Por Edson Teles.
Dia
14 de agosto último, em decisão surpreendente, sob vários aspectos, o Tribunal
de Justiça de São Paulo, por meio de sua 1ª Câmara, confirmou a sentença
emitida pelo juiz Gustavo Santini, de 2008, na qual havia declarado: “que entre
eles [autores] e o réu Carlos Alberto Brilhante Ustra existe relação jurídica
de responsabilidade civil, nascida da prática de ato ilícito, gerador de danos
morais”. Em um dos testemunhos registrados no processo, pode-se ler: “disse que
foi pessoalmente interrogado pelo réu, o qual o ameaçou, o espancou e lhe
aplicou choques elétricos”.
Portanto,
após 40 anos dos crimes, confirma-se, por meio de uma declaração civil
condenatória, a relação jurídica do coronel Ustra como comandante e autor das
torturas sofridas pela família Teles nas dependências do DOI-CODI (Departamento
de Operações de Informações – Centro de Operações de Defesa Interna), órgão
submetido ao Comando do II Exército. Tendo sido o principal oficial do órgão, entre
os anos de 1970 e 1974, Ustra coordenou a instituição já responsabilizada pelo
Estado brasileiro (via processos administrativos indenizatórios) como local de
morte e desaparecimento de dezenas de opositores à ditadura e centro de tortura
de outras centenas de pessoas.
No
dia 28 de dezembro de 1972, quando acompanhavam o dirigente do Partido
Comunista do Brasil, Carlos Nicolau Danielli, Cesar Teles e Amelinha Teles
(meus pais) foram presos. Já nos carros nos quais eram transportados para o
DOI-CODI começou a série de sessões de tortura física contra os três. Enquanto
os três passaram a noite nas salas de tortura, eu, minha irmã e minha tia
viríamos a ser presos na manhã seguinte, em nossa residência. Tomo a liberdade
de citar meu próprio depoimento coletado por um trabalho cuidadoso do Programa
de Pós-Graduação em História da UFRGS:
“Meus
pais, Maria Amélia e Cesar, estiveram detidos no DOI-CODI do II Exército, em
São Paulo, juntamente com a Criméia, minha tia, e Carlos Nicolau Danielli,
dirigente do PCdoB. Criméia fora guerrilheira no Araguaia e os meus pais, no
Rio de Janeiro e depois em São Paulo, participavam da organização da estrutura
do partido. Eu e minha irmã, Janaína, tínhamos à época 4 e, ela, 5 anos.
“Em
dezembro de 1972, alguns meses após o início da Guerrilha do Araguaia, os
militares estavam procurando ostensivamente as pessoas que faziam parte da rede
de apoio aos guerrilheiros. No dia 28, meus pais foram levar o Danielli ao
ponto de encontro com outro dirigente do partido, na Vila Mariana, em São
Paulo, porém o encontro já havia sido entregue para a polícia. Os três foram
presos e já começaram a ser espancados no carro que os transportou. Foram
levados para o DOI-CODI do II Exército, onde hoje funciona a 36ª Delegacia de
Polícia. O local de repressão era comandado pelo major Carlos Alberto Brilhante
Ustra. Ele os recebeu com agressão física já no pátio do quartel.
“Nós,
eu e a minha irmã, ficamos em casa com minha tia. Não sabíamos o nome do meu
pai, da minha mãe e da minha tia. Eles eram “pai”, “mãe”, “tia”, este nome
genérico, por motivo de segurança. No dia seguinte à prisão, eu estava na sala
assistindo Vila Sésamo e um casal tocou a campainha. Eram dois policiais à
paisana. Naquele momento houve um bate-boca da minha tia com os policiais.

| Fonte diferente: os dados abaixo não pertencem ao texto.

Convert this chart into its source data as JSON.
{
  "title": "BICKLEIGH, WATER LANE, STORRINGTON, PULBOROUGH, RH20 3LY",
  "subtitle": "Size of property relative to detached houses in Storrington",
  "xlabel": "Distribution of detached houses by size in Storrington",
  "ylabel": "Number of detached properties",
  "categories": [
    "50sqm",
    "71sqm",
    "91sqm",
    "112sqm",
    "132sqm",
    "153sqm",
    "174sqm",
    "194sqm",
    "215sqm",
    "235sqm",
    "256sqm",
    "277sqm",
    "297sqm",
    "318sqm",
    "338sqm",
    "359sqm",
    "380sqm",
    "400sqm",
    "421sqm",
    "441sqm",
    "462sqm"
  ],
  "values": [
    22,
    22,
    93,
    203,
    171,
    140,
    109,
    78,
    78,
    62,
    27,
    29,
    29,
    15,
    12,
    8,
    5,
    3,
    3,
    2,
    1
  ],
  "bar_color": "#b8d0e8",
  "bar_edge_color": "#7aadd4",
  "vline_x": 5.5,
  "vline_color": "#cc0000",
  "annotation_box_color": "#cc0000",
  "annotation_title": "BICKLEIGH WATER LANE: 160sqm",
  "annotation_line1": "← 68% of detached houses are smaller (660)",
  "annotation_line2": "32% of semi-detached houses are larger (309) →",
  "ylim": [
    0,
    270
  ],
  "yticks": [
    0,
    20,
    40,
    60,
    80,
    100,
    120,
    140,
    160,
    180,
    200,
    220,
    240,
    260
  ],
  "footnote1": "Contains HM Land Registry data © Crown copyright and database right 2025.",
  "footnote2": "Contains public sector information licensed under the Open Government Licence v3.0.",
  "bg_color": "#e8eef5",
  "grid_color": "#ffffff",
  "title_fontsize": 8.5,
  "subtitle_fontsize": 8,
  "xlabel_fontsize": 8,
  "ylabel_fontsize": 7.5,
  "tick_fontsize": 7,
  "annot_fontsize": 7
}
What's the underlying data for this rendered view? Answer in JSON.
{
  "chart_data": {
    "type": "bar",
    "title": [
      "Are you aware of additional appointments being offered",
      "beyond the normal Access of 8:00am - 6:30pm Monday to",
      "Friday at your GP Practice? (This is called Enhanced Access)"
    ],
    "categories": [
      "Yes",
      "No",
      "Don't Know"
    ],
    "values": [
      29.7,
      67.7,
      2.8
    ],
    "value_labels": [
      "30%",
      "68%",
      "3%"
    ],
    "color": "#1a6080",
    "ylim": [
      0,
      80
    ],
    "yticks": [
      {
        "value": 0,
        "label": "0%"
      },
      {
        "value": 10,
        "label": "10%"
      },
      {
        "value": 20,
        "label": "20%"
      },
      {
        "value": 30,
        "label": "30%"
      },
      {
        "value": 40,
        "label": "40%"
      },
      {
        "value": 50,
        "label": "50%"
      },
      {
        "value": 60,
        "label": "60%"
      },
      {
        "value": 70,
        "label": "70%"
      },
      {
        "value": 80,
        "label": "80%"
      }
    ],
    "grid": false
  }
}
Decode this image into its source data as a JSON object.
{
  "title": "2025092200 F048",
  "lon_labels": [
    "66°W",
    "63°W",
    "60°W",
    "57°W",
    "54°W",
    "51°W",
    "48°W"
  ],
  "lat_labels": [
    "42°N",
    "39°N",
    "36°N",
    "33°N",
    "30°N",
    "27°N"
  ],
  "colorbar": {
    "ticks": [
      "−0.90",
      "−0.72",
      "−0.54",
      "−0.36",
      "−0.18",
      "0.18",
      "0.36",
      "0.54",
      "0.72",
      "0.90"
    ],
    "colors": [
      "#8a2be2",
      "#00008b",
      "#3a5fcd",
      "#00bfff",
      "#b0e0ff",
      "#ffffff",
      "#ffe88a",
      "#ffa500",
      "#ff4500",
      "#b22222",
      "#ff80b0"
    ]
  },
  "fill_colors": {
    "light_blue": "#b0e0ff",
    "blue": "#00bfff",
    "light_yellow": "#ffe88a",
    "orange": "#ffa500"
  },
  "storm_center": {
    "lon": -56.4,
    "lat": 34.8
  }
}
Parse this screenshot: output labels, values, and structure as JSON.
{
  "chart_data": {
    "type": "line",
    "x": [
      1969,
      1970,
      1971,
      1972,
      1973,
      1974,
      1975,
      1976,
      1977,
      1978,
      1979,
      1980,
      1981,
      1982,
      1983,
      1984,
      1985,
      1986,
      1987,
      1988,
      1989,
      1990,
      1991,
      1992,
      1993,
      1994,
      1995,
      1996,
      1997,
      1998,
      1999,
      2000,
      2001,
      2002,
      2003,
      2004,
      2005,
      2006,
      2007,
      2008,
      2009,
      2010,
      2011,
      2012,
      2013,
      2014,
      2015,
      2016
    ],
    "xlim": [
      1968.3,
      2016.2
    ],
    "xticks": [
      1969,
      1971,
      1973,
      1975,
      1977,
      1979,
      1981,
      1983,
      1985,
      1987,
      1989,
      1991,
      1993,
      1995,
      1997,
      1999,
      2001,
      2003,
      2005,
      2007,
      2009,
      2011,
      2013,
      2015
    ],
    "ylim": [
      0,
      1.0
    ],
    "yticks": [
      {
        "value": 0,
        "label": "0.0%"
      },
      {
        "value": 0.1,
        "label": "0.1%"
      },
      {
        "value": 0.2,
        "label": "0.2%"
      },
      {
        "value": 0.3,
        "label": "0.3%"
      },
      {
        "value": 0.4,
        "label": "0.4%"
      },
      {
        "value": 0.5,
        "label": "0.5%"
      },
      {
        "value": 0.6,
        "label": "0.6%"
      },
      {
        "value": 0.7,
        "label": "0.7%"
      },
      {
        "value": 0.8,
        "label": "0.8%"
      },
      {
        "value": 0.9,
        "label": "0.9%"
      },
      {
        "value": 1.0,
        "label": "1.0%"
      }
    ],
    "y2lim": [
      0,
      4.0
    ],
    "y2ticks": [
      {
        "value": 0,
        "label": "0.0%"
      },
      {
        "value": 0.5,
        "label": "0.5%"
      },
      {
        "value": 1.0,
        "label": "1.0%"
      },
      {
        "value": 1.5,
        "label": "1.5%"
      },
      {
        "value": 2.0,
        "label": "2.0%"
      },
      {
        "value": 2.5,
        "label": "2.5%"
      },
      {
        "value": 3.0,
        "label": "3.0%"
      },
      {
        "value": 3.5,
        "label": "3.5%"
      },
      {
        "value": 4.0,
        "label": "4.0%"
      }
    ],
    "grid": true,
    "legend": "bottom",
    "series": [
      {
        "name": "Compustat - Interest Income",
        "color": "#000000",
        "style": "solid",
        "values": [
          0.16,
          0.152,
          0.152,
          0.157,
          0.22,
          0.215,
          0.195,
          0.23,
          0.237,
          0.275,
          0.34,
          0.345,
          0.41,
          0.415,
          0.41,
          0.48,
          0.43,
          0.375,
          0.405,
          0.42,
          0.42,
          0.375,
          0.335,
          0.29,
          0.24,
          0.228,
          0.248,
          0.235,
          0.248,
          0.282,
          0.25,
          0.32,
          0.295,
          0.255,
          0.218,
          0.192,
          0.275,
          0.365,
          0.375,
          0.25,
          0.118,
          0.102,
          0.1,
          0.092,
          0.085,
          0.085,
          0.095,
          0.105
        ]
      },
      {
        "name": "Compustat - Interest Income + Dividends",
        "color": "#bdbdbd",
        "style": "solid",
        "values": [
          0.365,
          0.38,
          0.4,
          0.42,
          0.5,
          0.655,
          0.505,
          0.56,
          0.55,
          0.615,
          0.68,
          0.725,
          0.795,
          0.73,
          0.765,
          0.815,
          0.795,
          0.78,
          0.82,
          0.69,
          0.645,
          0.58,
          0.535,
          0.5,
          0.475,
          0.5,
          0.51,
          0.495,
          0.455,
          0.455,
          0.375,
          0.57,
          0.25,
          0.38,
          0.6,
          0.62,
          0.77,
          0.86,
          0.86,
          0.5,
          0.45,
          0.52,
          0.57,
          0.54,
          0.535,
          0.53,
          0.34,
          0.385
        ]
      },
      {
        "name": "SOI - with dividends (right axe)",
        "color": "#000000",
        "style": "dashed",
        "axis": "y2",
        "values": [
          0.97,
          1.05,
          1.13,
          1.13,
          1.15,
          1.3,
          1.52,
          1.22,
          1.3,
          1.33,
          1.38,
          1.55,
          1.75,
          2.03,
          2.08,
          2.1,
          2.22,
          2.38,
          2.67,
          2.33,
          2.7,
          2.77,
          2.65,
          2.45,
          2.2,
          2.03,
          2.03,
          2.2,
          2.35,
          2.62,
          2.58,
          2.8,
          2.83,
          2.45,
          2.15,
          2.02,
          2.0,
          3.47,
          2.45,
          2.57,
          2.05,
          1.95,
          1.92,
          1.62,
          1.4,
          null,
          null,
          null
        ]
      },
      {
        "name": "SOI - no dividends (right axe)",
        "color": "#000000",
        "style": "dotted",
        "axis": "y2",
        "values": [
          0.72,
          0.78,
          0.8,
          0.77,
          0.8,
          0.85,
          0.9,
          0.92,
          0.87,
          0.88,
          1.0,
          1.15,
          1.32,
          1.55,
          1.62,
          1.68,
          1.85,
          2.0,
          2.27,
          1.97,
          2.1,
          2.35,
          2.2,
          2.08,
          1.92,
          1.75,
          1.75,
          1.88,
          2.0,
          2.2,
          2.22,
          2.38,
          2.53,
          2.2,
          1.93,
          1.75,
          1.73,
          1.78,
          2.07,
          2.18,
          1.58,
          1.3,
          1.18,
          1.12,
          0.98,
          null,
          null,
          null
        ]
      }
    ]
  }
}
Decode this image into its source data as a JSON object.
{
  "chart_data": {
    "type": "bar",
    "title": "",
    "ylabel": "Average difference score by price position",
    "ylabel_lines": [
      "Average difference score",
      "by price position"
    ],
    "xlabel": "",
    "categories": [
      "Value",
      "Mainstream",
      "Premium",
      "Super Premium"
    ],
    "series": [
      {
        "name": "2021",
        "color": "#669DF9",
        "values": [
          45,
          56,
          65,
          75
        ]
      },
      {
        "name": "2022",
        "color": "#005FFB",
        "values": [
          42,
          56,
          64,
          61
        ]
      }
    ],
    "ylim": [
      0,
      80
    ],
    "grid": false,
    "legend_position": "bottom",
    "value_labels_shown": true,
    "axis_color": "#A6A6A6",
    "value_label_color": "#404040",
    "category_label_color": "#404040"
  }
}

Aparentemente eles tinham medo de nós. Apontaram metralhadoras para mim e para
a minha irmã, nos levaram para um camburão, separado da Criméia. Colocaram-nos
na parte de trás do camburão, presos, de modo coerente à condição de “filhos de
terroristas”, como eles nos chamavam.
“Fomos
levados para o DOI-CODI, não sei se imediatamente, mas em algum momento fomos
levados para lá. A cena de que me recordo é que estávamos no interior do prédio
e ouvi a voz da minha mãe me chamando. Ao olhar para trás, após ter identificado
e me alegrado pelo encontro com aquela voz tão familiar, não reconheci o seu
rosto. Naquele momento, minha mãe já se encontrava cheia de hematomas
esverdeados e roxos. Logo depois nós fomos levados para dentro da sala de
tortura. Meu pai estava numa cadeira (“cadeira do dragão”), na qual a pessoa é
amarrada e envolvida com fios elétricos desencapados por todo o corpo.
“O
Danielli, ao final do terceiro dia, foi assassinado naquelas dependências. Meus
pais foram testemunhas das violências que resultariam em sua morte. Neste mesmo
dia, lhes foi mostrado a manchete de um jornal de São Paulo, com a notícia da
morte, em tiroteio, de um terrorista. Na matéria vinha estampada a foto de
Carlos Nicolau Danielli, que acabara de ser assassinado em tortura. Os
militares disseram algo como: ‘olha, nós damos a versão que queremos para estes
fatos. Vocês também vão, logo mais, aparecer no jornal’”.
A
sentença de 2008, agora confirmada em segunda instância, realiza, por um lado,
o reconhecimento público de que a família foi presa e torturada pelo oficial do
Exército brasileiro, coronel Carlos Alberto Brilhante Ustra. Feito de extrema
importância para a família e, especialmente, para a luta constante por justiça
no país. Por outro lado, estes recentes acontecimentos históricos, expressos
pelo ordenamento jurídico, mostram os graves limites nos quais se encontra
bloqueada a democracia. Isto exige um olhar crítico e atento, com o objetivo de
denunciar a ausência de esclarecimento e reconhecimento do modo destrutivo e violento
com que a ditadura militar se inscreveu na cultura política e social do país.
Refiro-me
ao lento processo de inclusão dos crimes da ditadura na pauta nacional. O
processo contra o coronel Ustra teve início em 2005. Mais de 30 anos após os
fatos e cerca de três anos antes do governo Lula adotar o discurso, pela
primeira vez desde a entrada de um presidente civil, da justiça de transição.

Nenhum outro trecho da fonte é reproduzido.